Nigeria’s electoral framework has been suffering from persistent authorized uncertainty, forcing courts to find out election outcomes. This uncertainty stems from a basic failure: the absence of sturdy regulatory processes backed by categorical statutory authority. With each election cycle, we rush to amend the Electoral Act. But we proceed to grapple with the identical challenges, resulting in continued rounds of amendments. This vicious cycle should finish.
The 2023 election uncovered a vital hole in our electoral authorized framework. Regardless of INEC’s deployment of the iREV portal for digital transmission of outcomes, the Supreme Courtroom dominated that this innovation lacks authorized pressure. The Courtroom held that as a result of digital transmission just isn’t expressly offered by the Electoral Act 2022 (showing solely in INEC’s Laws and Tips), it’s not legally binding. And that the IReV portal serves merely for public viewing and isn’t admissible proof of leads to election petitions. The message was unmistakable: with out specific statutory provision, digital transmission stays optionally available and legally inconsequential, irrespective of how clear or environment friendly it might be.
This authorized hole creates an insurmountable evidentiary burden in election petitions. The late Justice Pat Acholonu, in Buhari v. Obasanjo (2005), doubted {that a} petitioner might efficiently problem a presidential election. He famous {that a} petitioner wanted to name roughly 250,000 to 300,000 witnesses throughout electoral constituencies within the nation, and even when profitable, the president-elect would have accomplished the four-year tenure, rendering any victory “an empty victory bereft of any substance.” This prophecy has confirmed tragically correct. No presidential election petition has ever succeeded since 1999. That is exactly as a result of the evidentiary proof of outcomes verification from over 176,000 polling models nationwide is a sensible impossibility inside the quick timelines allowed by regulation.
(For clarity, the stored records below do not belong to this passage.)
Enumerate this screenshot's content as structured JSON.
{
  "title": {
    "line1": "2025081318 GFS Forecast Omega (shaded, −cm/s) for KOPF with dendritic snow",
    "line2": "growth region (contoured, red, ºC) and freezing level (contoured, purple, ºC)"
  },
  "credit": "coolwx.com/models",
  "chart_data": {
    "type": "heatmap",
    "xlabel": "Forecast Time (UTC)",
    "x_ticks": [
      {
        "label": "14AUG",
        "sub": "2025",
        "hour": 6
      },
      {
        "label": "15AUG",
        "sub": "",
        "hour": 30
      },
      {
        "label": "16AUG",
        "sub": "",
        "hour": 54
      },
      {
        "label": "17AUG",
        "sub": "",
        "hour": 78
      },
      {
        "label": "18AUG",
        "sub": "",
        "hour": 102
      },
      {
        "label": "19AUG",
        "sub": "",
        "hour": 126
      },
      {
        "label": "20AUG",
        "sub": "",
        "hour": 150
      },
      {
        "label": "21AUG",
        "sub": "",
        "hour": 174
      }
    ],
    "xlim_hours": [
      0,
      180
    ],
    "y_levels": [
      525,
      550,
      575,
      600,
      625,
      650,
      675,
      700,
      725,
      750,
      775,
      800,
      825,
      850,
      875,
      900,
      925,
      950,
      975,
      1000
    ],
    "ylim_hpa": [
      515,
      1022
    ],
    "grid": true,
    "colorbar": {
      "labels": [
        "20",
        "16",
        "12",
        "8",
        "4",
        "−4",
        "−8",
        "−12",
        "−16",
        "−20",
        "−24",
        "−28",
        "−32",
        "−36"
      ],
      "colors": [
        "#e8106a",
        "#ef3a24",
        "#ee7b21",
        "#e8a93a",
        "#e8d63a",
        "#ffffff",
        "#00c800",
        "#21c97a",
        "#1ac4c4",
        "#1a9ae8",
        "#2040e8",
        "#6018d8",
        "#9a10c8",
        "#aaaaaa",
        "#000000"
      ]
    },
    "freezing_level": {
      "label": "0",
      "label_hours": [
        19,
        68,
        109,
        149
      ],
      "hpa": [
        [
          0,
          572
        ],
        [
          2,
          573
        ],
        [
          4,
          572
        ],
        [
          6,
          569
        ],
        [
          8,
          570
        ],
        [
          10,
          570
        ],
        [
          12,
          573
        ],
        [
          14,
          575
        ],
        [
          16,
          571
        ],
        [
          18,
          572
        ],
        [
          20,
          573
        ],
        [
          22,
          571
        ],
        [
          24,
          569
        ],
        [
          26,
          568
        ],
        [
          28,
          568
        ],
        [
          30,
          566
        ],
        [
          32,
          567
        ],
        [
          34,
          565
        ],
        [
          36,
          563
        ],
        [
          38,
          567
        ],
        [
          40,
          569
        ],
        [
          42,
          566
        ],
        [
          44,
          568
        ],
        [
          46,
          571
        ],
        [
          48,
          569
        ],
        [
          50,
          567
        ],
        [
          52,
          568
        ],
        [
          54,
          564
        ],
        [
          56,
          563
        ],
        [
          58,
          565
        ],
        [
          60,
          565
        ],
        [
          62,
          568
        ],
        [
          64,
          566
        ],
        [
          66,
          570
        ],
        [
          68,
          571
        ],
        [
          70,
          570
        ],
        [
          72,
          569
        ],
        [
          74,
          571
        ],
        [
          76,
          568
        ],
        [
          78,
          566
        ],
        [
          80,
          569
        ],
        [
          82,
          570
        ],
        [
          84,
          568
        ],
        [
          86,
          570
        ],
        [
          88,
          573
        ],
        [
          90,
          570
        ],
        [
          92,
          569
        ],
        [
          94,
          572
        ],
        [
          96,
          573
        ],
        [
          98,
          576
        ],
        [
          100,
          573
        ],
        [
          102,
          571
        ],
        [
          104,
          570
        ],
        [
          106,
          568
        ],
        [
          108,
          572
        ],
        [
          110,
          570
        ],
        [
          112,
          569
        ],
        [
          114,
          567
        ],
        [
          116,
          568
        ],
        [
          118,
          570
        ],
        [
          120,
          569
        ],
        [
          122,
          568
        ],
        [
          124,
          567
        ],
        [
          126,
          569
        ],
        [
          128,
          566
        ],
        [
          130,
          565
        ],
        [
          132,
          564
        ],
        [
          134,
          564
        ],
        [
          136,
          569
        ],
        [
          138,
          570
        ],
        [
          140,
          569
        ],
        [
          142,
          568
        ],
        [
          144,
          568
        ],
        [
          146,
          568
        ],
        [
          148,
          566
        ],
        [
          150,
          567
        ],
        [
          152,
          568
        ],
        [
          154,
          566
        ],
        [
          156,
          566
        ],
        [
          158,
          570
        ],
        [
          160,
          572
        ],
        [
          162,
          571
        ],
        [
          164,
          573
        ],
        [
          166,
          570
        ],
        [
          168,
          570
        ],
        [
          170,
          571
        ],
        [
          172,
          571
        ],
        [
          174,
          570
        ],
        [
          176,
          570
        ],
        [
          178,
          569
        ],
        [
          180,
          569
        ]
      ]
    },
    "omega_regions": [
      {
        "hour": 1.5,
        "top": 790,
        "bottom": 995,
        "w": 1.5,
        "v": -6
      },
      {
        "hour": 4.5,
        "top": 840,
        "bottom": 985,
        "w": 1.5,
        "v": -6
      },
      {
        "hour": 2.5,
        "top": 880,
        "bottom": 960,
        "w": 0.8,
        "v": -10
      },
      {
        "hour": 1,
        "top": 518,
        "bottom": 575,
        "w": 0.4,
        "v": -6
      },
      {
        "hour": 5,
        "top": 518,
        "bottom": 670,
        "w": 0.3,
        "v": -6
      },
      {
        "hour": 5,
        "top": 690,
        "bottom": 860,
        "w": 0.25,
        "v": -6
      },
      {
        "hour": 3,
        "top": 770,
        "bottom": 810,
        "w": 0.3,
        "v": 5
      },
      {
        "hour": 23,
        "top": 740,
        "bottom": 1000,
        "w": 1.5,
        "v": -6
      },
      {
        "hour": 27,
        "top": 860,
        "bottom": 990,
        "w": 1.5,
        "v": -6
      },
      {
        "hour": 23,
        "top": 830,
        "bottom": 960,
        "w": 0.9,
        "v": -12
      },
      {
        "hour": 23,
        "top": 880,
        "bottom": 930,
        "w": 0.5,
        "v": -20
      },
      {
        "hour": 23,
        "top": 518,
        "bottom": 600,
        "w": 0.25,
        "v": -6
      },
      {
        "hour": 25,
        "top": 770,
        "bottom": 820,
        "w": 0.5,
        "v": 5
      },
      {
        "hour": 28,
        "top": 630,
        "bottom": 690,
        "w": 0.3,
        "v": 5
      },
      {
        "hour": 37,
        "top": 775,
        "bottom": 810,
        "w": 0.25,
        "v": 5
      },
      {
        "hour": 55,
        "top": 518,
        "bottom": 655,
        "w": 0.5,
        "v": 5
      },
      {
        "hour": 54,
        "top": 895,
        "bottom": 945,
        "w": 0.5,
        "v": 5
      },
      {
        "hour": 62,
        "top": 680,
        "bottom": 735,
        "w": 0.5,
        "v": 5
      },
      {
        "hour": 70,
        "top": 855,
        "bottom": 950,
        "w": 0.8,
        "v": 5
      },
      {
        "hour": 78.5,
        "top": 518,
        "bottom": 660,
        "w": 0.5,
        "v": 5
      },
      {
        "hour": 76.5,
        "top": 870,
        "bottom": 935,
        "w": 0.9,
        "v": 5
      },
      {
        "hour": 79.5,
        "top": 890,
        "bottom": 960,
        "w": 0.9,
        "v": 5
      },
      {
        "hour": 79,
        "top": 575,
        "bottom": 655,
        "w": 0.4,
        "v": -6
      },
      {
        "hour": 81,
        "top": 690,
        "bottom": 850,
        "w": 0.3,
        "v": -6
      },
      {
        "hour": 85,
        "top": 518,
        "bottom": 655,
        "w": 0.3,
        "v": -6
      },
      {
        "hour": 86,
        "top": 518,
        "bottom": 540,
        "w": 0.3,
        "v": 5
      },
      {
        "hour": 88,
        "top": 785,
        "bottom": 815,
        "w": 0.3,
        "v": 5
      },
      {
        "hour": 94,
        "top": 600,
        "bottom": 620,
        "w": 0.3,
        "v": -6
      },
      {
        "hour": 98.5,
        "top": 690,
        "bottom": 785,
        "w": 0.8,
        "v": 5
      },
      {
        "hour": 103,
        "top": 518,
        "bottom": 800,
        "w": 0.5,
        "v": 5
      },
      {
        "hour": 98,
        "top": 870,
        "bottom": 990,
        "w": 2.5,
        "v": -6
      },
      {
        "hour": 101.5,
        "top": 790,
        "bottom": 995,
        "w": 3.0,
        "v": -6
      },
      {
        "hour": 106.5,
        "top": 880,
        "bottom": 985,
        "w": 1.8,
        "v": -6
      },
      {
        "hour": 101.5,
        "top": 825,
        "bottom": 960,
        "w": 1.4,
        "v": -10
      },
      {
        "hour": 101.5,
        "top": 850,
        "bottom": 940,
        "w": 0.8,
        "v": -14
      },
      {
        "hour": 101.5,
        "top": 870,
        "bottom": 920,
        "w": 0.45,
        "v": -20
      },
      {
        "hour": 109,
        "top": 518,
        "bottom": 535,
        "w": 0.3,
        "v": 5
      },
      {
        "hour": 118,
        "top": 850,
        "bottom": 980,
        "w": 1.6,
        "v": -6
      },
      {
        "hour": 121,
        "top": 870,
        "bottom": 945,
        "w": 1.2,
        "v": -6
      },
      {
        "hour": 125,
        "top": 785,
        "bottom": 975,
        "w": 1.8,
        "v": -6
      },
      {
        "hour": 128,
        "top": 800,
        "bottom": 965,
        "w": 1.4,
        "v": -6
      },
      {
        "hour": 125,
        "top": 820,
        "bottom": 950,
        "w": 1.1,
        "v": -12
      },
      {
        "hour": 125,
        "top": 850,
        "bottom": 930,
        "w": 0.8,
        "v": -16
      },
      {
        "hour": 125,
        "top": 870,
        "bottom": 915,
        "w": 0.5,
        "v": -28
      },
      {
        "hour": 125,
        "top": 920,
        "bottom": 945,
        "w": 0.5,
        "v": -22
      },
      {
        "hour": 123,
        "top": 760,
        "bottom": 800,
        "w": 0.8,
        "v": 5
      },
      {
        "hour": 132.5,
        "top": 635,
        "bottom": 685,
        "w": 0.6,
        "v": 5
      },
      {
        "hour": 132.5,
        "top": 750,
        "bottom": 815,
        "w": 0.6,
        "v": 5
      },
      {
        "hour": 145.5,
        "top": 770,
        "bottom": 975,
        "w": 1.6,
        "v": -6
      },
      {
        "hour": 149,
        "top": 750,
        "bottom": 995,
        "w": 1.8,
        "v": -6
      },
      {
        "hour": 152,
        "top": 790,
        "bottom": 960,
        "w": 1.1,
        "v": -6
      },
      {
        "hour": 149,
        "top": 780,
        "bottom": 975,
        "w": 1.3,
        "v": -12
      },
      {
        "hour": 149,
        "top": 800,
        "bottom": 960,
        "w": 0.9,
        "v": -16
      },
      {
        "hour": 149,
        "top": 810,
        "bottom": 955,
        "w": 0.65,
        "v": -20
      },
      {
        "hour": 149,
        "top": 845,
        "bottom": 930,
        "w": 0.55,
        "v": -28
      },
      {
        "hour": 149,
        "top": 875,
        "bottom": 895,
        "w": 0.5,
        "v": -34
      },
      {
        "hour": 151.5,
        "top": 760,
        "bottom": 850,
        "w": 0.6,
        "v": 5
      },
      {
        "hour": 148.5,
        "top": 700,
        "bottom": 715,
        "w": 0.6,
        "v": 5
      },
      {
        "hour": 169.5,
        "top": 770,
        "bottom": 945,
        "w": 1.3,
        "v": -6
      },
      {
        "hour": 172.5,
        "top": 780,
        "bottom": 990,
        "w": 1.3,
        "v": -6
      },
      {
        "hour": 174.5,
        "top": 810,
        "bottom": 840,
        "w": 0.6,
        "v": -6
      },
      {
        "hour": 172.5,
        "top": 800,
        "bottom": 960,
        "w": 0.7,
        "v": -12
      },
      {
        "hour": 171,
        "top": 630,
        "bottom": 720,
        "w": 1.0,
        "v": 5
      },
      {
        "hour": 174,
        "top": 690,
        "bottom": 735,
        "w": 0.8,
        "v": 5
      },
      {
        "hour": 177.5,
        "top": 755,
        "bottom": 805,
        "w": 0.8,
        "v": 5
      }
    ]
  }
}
Historical past affords a confirmed answer. The June 12, 1993, election stays Nigeria’s gold customary for electoral credibility, not due to refined know-how however due to uncompromising transparency. The Possibility A4 system ensured speedy, open verification at polling models, the place voters, get together brokers, and observers might witness and ensure outcomes earlier than any collation occurred. Regardless of totally guide processes, this transparency generated unprecedented public confidence. Each native and worldwide observers acclaimed it as Nigeria’s freest and fairest election. If guide transparency might obtain such credibility in 1993, think about the transformative impression of real-time digital transmission in our digital age in 2026! It will mix speedy verification with tamper-proof digital information, delivering the identical transparency with far higher effectivity, safety, and verifiability.
The present legislative course of represents a monumental alternative for the Nationwide Meeting to resolve this basic problem earlier than the 2027 basic elections. Nigerians want an ideal framework for transparency and to revive confidence within the electoral course of. With out this modification, we threat perpetuating the identical cycle of disputed elections, protracted litigation, and broken democratic credibility that has plagued Nigeria’s Fourth Republic.
The Nationwide Meeting should act decisively to embed necessary real-time digital transmission of leads to the Electoral Act, eradicating all ambiguity and shutting the authorized loopholes which were exploited to undermine the individuals’s will. Democracy calls for nothing much less.